= Einar Lundsgaard =

Danish physiologist (1899-1968)

Einar Lundsgaard (12 February 1899 – 18 December 1968) was a Danish professor of physiology at the University of Copenhagen (1934–1967). He was among the first to demonstrate that muscles contractions drew their energy from dephosphorylization of creatine phosphate when glycolysis was inhibited using iodoacetate.

== Life and work ==
Lundsgaard was born in Copenhagen where his father was a physician who came from the Gundelach family of lawyers and civil servants His father received a gold medal for his work on prostatic hypertrophy from the University of Copenhagen. At school he played guitar as a hobby. In 1917 he completed school and entered medical studies. He completed studies in 1923 and worked at the institute of medical physiology under Valdemar Henriques. He received a doctorate in 1929. His major finding was on muscle contraction when glycolysis was blocked by mono-iodoacetate. He found that energy was drawn from the phosphate bond energy and he published the findings in 1930. Until then it was believed that glycolysis was the main source of energy.

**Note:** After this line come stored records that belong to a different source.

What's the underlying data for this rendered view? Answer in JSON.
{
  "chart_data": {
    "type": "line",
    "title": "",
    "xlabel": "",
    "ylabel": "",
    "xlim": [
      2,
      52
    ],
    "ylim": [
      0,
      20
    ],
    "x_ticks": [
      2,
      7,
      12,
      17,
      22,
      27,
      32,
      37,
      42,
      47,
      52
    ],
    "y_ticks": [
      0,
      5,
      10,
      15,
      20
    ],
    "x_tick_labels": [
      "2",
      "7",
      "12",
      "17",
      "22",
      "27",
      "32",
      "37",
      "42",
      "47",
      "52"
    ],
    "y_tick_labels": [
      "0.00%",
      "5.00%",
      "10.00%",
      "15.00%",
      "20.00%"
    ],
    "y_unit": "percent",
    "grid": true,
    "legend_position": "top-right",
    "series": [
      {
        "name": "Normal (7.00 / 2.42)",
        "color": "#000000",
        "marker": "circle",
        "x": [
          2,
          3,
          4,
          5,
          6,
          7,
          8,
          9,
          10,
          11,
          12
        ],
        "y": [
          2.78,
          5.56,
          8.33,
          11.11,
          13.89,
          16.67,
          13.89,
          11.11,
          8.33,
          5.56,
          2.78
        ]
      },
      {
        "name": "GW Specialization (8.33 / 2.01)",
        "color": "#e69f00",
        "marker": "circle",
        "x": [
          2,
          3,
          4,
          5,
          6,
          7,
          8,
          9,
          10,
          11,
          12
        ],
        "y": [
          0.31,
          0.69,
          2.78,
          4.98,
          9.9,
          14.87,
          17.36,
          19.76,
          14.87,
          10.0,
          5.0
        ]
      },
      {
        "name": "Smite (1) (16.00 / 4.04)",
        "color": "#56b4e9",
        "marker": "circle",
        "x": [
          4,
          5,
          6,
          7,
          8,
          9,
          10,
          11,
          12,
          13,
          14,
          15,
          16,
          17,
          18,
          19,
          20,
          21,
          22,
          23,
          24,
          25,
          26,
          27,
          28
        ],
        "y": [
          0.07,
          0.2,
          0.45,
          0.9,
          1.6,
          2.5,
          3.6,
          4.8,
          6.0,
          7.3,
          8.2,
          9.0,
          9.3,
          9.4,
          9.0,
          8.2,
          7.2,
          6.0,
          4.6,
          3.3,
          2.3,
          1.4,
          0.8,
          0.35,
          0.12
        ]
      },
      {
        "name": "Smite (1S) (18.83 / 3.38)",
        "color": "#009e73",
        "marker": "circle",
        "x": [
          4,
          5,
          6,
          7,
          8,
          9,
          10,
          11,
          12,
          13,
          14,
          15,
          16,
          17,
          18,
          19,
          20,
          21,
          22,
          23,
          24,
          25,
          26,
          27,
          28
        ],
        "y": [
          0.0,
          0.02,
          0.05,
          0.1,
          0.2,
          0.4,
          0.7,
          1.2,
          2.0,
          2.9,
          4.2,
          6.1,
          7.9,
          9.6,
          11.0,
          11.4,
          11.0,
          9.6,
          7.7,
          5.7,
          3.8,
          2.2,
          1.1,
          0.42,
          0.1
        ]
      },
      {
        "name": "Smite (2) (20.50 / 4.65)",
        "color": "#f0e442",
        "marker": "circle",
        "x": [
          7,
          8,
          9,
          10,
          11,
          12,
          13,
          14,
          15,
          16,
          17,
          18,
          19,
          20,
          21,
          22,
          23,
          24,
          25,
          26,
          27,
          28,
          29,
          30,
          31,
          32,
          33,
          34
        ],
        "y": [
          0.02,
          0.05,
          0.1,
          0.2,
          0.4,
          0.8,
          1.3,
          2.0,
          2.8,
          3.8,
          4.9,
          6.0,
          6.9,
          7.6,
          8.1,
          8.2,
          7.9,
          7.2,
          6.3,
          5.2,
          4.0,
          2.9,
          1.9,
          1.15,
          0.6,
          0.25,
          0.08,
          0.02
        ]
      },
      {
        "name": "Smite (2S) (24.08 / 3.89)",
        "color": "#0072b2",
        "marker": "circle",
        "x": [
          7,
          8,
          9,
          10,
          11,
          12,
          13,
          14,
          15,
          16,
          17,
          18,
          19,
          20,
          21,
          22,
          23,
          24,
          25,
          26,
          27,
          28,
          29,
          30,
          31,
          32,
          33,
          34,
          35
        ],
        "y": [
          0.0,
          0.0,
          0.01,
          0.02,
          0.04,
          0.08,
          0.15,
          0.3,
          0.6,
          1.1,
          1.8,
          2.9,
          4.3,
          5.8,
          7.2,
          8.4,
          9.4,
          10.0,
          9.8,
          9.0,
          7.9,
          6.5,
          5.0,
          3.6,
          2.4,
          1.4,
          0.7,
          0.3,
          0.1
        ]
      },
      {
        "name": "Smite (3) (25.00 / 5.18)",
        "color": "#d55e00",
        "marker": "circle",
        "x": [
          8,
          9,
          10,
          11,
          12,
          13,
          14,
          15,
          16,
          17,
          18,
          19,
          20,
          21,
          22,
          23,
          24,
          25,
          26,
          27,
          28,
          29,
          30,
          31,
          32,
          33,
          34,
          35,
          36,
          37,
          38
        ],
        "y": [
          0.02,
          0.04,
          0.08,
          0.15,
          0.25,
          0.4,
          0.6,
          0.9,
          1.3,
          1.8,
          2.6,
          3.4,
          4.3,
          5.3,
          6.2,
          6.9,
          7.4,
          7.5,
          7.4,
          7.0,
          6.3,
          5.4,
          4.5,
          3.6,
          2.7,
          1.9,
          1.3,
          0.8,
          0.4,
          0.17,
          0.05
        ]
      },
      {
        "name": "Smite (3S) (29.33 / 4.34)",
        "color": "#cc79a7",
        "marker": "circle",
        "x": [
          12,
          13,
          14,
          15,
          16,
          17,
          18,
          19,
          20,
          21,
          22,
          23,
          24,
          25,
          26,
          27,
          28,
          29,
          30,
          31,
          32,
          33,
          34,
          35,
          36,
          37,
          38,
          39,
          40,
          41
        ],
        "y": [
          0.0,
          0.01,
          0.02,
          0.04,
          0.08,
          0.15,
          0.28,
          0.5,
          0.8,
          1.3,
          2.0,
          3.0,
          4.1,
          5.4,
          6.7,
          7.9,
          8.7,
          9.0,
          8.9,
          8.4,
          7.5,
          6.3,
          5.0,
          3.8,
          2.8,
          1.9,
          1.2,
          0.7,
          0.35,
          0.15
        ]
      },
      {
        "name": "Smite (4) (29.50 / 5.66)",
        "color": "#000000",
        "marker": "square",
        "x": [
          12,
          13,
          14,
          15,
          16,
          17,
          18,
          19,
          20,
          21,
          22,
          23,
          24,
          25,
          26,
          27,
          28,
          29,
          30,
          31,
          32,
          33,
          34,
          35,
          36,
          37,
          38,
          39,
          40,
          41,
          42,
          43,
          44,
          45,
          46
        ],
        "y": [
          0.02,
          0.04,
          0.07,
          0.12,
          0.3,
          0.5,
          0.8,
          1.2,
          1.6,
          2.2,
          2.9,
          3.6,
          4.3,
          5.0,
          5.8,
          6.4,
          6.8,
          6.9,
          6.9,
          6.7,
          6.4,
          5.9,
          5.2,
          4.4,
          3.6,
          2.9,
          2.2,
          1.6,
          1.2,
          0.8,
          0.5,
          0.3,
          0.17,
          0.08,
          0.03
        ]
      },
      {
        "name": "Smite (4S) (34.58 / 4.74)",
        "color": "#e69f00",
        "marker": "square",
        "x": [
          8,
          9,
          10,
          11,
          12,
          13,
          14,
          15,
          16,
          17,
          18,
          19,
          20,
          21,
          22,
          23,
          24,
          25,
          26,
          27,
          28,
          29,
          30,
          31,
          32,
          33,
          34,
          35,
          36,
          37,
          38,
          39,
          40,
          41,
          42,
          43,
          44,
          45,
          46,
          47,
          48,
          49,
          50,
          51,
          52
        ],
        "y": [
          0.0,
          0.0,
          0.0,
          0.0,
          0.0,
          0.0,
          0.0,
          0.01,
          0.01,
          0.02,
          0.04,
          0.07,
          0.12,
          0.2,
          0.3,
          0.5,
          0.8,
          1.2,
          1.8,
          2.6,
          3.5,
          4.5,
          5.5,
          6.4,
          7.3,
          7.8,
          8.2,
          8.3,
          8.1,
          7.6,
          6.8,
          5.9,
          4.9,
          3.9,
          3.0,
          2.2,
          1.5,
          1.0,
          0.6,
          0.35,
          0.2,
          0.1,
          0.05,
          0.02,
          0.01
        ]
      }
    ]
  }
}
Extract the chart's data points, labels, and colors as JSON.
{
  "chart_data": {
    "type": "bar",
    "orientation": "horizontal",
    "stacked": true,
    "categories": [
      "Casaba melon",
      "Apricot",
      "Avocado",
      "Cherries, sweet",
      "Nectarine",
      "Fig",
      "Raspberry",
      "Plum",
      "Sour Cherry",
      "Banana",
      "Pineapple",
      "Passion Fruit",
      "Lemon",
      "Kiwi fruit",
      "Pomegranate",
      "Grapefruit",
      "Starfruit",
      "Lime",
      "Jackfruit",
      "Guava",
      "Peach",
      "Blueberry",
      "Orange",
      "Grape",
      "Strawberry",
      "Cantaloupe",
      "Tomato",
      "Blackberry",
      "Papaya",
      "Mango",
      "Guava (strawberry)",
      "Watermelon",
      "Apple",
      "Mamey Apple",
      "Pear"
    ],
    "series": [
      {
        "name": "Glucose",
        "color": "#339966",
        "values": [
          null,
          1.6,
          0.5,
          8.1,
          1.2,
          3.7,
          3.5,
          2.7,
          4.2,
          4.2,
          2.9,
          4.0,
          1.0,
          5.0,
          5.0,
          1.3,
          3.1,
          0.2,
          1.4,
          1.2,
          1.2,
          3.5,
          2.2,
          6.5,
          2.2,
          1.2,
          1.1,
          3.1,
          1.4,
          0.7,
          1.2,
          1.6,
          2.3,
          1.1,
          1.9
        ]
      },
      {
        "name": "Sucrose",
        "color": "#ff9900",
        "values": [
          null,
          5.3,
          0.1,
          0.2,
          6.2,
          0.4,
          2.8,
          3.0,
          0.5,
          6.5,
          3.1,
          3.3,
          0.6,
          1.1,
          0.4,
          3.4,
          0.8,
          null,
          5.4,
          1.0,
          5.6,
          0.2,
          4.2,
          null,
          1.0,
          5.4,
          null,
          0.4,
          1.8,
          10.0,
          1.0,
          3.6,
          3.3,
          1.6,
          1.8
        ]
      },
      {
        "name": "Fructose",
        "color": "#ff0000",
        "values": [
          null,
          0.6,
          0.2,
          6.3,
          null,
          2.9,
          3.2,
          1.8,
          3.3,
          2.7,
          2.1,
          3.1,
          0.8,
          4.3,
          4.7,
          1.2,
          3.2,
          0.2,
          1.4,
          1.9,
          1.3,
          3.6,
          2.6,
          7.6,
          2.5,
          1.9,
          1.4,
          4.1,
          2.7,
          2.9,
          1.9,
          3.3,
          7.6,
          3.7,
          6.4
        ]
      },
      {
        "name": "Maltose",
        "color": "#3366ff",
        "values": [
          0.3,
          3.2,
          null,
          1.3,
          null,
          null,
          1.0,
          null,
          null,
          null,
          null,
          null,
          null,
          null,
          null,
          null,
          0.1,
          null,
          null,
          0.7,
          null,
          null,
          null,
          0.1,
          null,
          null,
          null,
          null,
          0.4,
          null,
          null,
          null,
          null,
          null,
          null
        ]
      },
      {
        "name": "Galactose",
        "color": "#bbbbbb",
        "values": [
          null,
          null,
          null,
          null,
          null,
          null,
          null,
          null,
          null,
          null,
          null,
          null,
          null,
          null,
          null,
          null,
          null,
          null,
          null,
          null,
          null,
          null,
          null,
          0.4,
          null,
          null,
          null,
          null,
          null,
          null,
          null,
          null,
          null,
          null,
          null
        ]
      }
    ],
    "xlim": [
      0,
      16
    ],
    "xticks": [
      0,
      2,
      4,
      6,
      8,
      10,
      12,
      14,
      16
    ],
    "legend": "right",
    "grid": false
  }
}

Creatine phosphate was independently identified in muscle by the Eggletons and by Cyrus H. Fiske and Subbarow in 1926. From 1934 he began to work on phlorizin and its metabolic effects. This was continued with insulin in studies of perfused livers. In 1938 he examined the metabolism of alcohol and its conversion to acetic acid by the liver. He received the Thunberg medal in 1960 and the Anders Jahre prize for 1964. Herman Kalckar was among his students.

He retired in 1967 and died from renal cancer the next year.